Metadata-Version: 2.4
Name: python-doxx
Version: 0.1.0
Classifier: Programming Language :: Python
Classifier: Programming Language :: Python :: 3
Classifier: Programming Language :: Rust
License-File: LICENSE
Summary: Python bindings for the Rust doxx document converter
Keywords: docx,conversion,markdown,python-binding,doxx
Author: Codex Assistant
Requires-Python: >=3.8
Description-Content-Type: text/markdown; charset=UTF-8; variant=GFM
Project-URL: Homepage, https://github.com/oneryalcin/python-doxx
Project-URL: Repository, https://github.com/oneryalcin/python-doxx
Project-URL: Issues, https://github.com/oneryalcin/python-doxx/issues

# python-doxx

Minimal Python bindings for the [`doxx`](https://github.com/bgreenwell/doxx) Rust library. Exposes just the pieces needed for scripted document inspection:

- `convert(path, export_format="markdown", page=None, images=False)` — export `.docx` files as Markdown, plain text, JSON, CSV, or ANSI strings. Optional `page` isolates a single page (1-indexed); set `images=True` to retain image references when available.
- `search(path, query, page=None)` — return match locations for quick content checks, mirroring `doxx --search`.
- `extract_images(path, output_dir)` — dump embedded images, similar to `--extract-images` in the CLI.

## Installation

Once the tagged `v0.1.0` release has propagated to PyPI:

```bash
pip install python-doxx
# or
uv pip install python-doxx
```

To build from source locally:

```bash
maturin develop
```

## Usage

```python
import doxx

# Export to Markdown
markdown = doxx.convert("report.docx", export_format="markdown", images=True)

# Pull a single page as CSV
csv_page = doxx.convert("data.docx", export_format="csv", page=2)

# Locate text snippets
hits = doxx.search("contract.docx", "payment")
for hit in hits:
    print(hit.page, hit.text)

# Extract embedded images
saved = doxx.extract_images("slides.docx", "./images")
```

Supported export formats: `markdown`, `text`, `json`, `csv`, and `ansi`.

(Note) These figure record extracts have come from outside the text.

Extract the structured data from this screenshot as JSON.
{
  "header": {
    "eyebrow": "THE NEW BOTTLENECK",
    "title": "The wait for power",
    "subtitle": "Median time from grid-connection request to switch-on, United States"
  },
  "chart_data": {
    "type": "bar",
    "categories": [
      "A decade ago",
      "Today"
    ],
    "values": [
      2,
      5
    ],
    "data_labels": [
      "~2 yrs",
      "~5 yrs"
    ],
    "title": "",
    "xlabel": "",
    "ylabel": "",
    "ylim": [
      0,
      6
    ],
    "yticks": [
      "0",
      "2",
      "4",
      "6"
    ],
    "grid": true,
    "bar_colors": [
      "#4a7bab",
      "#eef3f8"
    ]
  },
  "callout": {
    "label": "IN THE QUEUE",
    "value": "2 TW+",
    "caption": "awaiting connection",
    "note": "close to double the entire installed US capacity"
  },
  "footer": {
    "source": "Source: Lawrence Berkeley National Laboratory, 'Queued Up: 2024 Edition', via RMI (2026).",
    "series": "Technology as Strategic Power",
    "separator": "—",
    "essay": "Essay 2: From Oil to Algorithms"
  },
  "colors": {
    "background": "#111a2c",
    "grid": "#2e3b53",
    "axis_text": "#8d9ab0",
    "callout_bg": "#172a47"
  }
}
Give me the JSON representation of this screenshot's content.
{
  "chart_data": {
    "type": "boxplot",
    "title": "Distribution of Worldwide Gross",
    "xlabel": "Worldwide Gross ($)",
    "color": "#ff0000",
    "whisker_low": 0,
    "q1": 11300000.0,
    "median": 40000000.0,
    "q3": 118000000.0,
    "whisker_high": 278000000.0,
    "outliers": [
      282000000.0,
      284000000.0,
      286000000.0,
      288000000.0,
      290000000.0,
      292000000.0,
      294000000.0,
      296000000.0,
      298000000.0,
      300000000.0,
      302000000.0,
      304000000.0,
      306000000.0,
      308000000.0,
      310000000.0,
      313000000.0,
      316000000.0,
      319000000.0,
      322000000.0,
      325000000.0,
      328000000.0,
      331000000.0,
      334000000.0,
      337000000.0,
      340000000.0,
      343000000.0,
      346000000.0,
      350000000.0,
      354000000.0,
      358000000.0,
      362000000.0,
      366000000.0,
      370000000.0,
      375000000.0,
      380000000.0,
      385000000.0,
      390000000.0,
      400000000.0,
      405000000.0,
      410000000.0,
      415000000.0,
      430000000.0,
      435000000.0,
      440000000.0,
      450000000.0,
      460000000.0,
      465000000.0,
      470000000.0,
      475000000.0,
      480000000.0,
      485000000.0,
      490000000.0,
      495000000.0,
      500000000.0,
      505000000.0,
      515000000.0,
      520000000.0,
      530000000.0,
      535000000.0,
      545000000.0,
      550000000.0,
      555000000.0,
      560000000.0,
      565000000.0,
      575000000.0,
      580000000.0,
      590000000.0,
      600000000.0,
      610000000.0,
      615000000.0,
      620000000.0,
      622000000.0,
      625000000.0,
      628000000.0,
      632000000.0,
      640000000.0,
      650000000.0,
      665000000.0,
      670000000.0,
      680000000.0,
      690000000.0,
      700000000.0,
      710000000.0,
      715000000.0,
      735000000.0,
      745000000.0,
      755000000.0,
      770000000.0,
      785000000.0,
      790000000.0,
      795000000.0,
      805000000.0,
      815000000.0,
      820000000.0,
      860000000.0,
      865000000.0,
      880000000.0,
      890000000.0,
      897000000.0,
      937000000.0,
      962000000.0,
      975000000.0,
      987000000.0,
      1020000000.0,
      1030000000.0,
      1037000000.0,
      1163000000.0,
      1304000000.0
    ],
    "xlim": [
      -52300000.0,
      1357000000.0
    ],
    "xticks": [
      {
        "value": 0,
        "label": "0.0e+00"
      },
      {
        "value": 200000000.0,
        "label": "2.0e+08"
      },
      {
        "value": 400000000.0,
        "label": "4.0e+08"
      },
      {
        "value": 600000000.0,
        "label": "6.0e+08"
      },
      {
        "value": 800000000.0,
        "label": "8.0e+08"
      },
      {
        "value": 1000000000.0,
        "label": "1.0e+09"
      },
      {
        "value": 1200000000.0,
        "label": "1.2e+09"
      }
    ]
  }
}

Images are optional; enable them when you need real file paths in the exported Markdown or ANSI render. CSV export raises `ValueError` if the document contains no tables.

## Releasing

1. Make sure `CHANGELOG.md` (if present) and `pyproject.toml` share the new version.
2. Tag the release (`git tag v0.1.0`), then `git push --tags`.
3. The GitHub Actions workflow builds wheels for macOS, Linux, and Windows, uploads them as artifacts, and—when `PYPI_API_TOKEN` is configured in the repository secrets—publishes to PyPI automatically.